The Friday Taro Event

From Nuclear Physics Group Documentation Pages
Jump to navigationJump to search

Hello Matt and Steve,

We had a rather serious event which we need to discuss as a "sysadmins" for the NPG group.

On Friday I tried to access Taro, only to get booted right out of my ssh session by an error in the /etc/profile script. Rather surprised, I tried to log in as root from einstein to have the same thing happen to me. Accessing the taro drives from einstein, I found I cannot write to my directory on /net/data/taro/maurik, even though I own the directory. Rather strange. This got me a bit upset, since I had to leave for home in 45 mins for an event at my children's school.

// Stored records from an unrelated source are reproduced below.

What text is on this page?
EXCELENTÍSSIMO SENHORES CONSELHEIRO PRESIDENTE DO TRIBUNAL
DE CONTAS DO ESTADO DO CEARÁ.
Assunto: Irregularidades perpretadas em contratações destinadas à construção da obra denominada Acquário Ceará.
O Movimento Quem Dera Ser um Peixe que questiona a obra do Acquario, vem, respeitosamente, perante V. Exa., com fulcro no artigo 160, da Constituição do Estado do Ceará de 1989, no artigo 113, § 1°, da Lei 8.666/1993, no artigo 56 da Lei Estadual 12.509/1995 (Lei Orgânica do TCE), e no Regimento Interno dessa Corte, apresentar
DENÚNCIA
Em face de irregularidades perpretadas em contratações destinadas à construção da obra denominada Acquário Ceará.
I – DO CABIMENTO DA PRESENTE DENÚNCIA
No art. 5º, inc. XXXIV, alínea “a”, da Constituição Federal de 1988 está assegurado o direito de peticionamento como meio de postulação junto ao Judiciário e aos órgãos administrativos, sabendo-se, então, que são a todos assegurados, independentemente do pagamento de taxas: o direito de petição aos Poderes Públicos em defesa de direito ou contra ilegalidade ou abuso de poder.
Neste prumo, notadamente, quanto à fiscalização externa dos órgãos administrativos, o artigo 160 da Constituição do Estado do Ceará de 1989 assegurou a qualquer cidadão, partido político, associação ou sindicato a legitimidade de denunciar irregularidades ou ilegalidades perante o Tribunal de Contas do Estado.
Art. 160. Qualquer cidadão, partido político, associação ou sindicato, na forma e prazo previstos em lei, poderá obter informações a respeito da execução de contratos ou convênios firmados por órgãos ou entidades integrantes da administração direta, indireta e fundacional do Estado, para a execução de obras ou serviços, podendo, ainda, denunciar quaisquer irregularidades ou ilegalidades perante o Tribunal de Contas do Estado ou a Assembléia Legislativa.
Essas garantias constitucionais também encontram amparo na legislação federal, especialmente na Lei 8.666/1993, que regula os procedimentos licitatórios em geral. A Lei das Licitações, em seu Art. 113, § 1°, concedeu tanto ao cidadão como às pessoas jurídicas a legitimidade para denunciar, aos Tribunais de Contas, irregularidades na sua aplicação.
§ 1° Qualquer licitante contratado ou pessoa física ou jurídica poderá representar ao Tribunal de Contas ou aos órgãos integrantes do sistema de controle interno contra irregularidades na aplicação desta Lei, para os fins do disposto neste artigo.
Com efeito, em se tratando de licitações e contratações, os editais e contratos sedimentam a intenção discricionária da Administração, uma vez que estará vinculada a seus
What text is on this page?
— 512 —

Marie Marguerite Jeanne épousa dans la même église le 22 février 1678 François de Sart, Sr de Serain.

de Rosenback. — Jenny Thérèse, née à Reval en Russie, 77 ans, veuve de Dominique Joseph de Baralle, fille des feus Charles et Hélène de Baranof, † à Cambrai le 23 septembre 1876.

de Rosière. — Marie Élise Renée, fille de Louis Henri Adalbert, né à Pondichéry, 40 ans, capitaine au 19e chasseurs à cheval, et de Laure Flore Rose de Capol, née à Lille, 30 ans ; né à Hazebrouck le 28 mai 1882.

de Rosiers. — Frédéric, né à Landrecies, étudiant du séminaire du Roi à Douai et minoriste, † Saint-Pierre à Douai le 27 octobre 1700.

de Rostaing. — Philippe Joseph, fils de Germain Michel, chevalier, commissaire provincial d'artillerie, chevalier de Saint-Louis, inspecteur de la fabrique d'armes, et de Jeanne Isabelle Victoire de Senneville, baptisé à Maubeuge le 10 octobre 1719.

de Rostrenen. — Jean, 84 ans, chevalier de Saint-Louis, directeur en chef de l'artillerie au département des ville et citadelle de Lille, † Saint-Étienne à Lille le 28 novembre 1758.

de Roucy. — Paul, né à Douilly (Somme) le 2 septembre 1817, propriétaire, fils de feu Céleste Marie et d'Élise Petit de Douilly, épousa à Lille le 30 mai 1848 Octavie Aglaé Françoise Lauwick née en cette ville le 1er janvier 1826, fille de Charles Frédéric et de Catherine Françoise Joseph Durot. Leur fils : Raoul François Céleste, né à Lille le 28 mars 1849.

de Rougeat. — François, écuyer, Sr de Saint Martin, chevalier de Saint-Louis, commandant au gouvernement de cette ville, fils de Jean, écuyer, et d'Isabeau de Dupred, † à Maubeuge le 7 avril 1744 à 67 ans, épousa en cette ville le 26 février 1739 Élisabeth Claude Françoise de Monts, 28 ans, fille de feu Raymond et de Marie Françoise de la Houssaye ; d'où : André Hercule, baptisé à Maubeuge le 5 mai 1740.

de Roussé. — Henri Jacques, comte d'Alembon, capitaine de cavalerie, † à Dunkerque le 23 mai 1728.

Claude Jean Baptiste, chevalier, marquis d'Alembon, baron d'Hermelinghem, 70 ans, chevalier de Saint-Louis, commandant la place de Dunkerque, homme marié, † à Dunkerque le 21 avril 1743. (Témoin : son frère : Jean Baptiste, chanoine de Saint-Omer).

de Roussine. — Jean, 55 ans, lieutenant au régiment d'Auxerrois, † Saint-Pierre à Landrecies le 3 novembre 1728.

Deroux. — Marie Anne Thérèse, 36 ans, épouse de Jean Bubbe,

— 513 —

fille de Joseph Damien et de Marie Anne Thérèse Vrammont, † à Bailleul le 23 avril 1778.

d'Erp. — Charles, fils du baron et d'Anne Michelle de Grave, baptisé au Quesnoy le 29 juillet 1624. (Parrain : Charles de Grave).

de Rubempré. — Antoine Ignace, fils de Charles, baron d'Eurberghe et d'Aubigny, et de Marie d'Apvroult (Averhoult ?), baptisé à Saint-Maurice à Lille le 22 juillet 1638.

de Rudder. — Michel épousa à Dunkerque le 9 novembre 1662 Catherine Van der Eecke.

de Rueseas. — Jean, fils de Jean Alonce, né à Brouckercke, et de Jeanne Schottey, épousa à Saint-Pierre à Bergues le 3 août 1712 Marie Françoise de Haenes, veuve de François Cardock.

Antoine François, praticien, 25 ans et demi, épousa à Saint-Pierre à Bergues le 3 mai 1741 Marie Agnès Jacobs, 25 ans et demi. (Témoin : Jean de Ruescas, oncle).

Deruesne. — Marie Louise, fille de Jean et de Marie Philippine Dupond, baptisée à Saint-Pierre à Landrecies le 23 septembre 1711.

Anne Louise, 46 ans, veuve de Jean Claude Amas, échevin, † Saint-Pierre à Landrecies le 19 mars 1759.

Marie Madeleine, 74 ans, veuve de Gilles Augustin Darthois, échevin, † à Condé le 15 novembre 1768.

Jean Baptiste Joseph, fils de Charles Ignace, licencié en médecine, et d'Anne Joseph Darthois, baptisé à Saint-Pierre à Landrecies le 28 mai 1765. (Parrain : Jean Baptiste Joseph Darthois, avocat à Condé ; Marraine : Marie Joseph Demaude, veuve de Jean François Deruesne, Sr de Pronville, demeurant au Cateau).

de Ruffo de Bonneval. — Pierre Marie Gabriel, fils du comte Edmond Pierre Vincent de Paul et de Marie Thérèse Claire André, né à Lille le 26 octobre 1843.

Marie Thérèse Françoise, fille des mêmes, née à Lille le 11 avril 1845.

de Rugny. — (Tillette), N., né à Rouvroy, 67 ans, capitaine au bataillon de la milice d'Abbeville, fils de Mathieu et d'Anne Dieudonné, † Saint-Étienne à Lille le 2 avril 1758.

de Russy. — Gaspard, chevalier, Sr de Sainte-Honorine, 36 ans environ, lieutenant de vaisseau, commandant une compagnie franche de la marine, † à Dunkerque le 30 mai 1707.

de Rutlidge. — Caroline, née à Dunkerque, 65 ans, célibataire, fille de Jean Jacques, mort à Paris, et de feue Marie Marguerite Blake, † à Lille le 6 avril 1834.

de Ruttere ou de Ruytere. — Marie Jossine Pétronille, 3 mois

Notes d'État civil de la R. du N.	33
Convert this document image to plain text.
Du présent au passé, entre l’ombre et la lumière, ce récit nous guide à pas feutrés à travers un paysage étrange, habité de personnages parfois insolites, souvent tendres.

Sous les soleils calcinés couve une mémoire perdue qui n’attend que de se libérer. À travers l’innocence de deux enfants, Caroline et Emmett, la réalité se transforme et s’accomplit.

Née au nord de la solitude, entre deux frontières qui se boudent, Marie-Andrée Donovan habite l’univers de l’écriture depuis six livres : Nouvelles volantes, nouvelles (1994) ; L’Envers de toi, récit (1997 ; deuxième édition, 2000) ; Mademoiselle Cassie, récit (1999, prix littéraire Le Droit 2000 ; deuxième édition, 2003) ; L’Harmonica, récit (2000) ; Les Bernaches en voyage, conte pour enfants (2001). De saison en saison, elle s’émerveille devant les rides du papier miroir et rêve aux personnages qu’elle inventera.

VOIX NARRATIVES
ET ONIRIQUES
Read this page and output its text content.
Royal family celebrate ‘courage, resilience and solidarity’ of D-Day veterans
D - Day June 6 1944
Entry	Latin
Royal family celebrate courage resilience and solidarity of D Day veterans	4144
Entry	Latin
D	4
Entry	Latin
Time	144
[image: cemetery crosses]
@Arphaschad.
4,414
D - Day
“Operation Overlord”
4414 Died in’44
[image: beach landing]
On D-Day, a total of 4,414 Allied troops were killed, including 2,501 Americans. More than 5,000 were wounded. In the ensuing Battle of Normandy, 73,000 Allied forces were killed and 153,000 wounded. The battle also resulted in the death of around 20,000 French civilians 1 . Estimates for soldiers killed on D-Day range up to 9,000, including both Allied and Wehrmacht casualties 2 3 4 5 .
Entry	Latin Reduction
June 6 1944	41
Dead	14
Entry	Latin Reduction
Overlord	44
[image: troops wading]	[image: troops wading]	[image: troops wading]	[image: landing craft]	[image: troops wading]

I went down to the server room, 202, and found it about as hot as I have ever seen a room with computers in it. Must have been 86 F or more. Both air conditioners were off. The over temperature allarm of several systems (at least the one on Taro, I am sure, since it also has a light) were wailing. Taro could not execute /sbin/shutdown, so I just turned it off. I also turned off pepper, tomato, lentil, gourd jalapeno and all the Paulis. I was sure to leave einstein and rontgen running. It took a while with the door open and the airco's on full blast to cool off the room, then I rebooted pepper, taro and jalapeno.

Taro came back with a degraded RAID, disk 9 failure. I did not have time to do anything about this drive. Pepper came back OK, Jalapeno came back OK, as did Lentil and Gourd. I did not try to restart Tomato (case is open !??) or Okra?? or any of the Paulis. I wanted a reduced heat load since the room was still too warm.

When I came in today, Monday, I checked up on the systems to find Taro down with a kernel panic. This is potentially a very serious issue. It may be that we damaged a CPU or MB due to the extended period of over temp, The logs indicate that Taro stopped functioning on Friday at 1am, however, it was probably already overheating before that. The disk #9 from Taro was now totally dead. I replaced is with one of the WD 500 drives from Lentil (which is 200MB larger than needed, but will do.) This disk was empty. I think it is labelled NPG-Daily-30.

What to do:

Top Priority:

a) Matt: Insulate the f*&%#!g heating pipes that are heating the room as we are trying to cool it. You can go to the hardware store in town and get pipe insulation. It would also be nice if you could see if there is a way to tell the air conditioners to start themselves up again after a power failure.

b) Steve: We need some way to check our systems better for relatively common problems such as temperature too high, disk about to fail (use SMART), disk failed. If we cannot get a system with "sensors" working I will feel the need to buy one of those hideously expensive environmental monitoring boxes you hook up to an internet port and monitor that. Part of monitoring is of course that humans (as in you guys) make sure the monitoring is still running and not alarming. If possible the monitoring system needs to send out an email (to all 3 of us, plus Lorenzo and Hovanes) for any critical event, and then someone needs to follow up really soon when an event occurs.

Note: See what it is on Gourd that checks the drives. There is something there that sends emails to the shared folder "hardware-events" for various SMART alerts.

Less top priorities:

c) Get the currently down nodes up again. Leave the Paulis off until Jochen confirms he really needs them, since these systems put out an awful lot of heat.

d) Um, there must be something I am forgetting here....

Best, Maurik